Lentamente este feiticeiro demoníaco acompanhou o alaúde com a voz, falando no Bellante que se falava nos bairros da Capital. A Imperatriz Melnjar, impressionada com o talento daquele instrumento que parecia tocar sozinho aos seus olhos, ficou ainda mais assombrada quando aquela voz exótica, mas ao mesmo tempo masculina acertara em cheio nos seus ouvidos.  Era como que uma brisa de ar puro, vinda de fora das muralhas de Suryadevnahutbal, que a fazia mais leve do que uma pluma.
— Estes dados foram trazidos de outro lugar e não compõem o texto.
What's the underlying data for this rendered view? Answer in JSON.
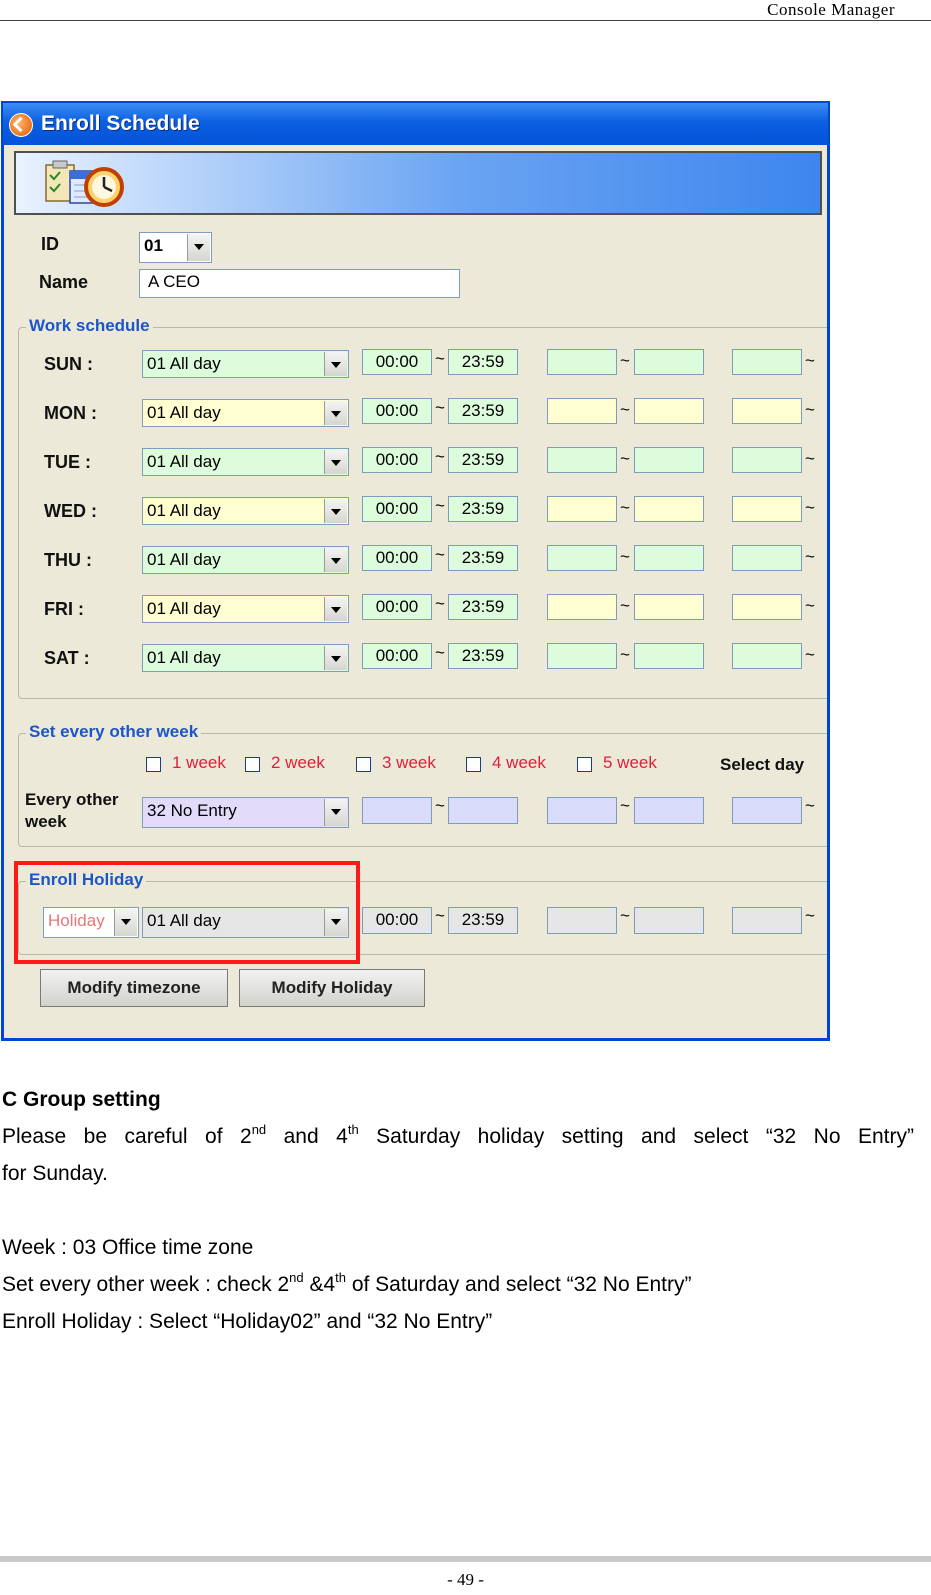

E sem dúvida aquela voz tinha um talento impressionante com a poesia das gentes humildes da Cidade dos Deuses. A única coisa que ela nunca tinha ouvido era o som daquele instrumento tão esquisito.

Fascinada com tal prodígio, ela levantou-se e perguntou:

- Quem está aí?

Foi então que o jovem bruxo revelou-se perante os aposentos de Sua Divina Alteza, fazendo com que o feitiço que todos os demónios têm a correr nas veias perdesse o efeito. Com a sua silhueta alta e elegante, ele apresentou-se de joelhos com o alaúde atado nas costas.

- Muito boa noite, Vossa Divina Alteza. – Cumprimentou Saburou em Bellante fluente. – O meu nome é Di Euncätzio Saburou, terceiro filho do grande Di Euncätzio Yee e da Senhora Uarasaki. Sabe aquela chocolataria e pastelaria no Bairro Chinês, a umas centenas de degraus daqui?

A Imperatriz, surpreendida com o facto de que o delicioso chocolate quente que a levava todas as noites a encantar e a deliciar-se com o marido nos aposentos deste perto da Muralha Sul, que vinha de um bairro tão estrangeiro e tão repleto de descendentes de gente que ela não queria ter nem sequer o mínimo contacto de uma carta pelo início do ano, abriu de rompante o leque num gesto severo.

- Que horror! – Exclamou ela, repugnada. – Pois aqueles chocolates maravilhosos com uma farinha de baunilha são confeccionados por feiticeiros adeptos das artes negras?

- Oh minha senhora Imperatriz…! – Disse logo Saburou que para além de talentoso com a poesia e a música, era também bom na arte do bem falar e sabia fazer do preto branco. – A minha mãe só põe um pouco de pó de cana-de-açúcar e algumas ervinhas picantes lá da nossa terra para que o chocolate não fique tão negro. Isso será Magia Negra que se veja?

E, com um gesto discreto e requintado digno do mais educado dos príncipes, ele retirou de dentro do manto de pele nortenho um frasco com chocolate a ferver. 

- Vede com os seus próprios olhos, como apesar de tudo, beber o "sangue dos Deuses"... - Enfatizou a palavra, quase num tom irónico, antes de fazer uma pausa. - Não é pecado nenhum para a alma humana. 
 A Imperatriz arqueou as sobrancelhas, por detrás do leque. Não sabia se havía ou não de aceitar tal presente. Afinal de contas, os Di Euncätzio eram para todos os efeitos, os fornecedores oficiais do Imperador de pastéis e outras delicadezas para as bocas ávidas e inocentes das damas das corte.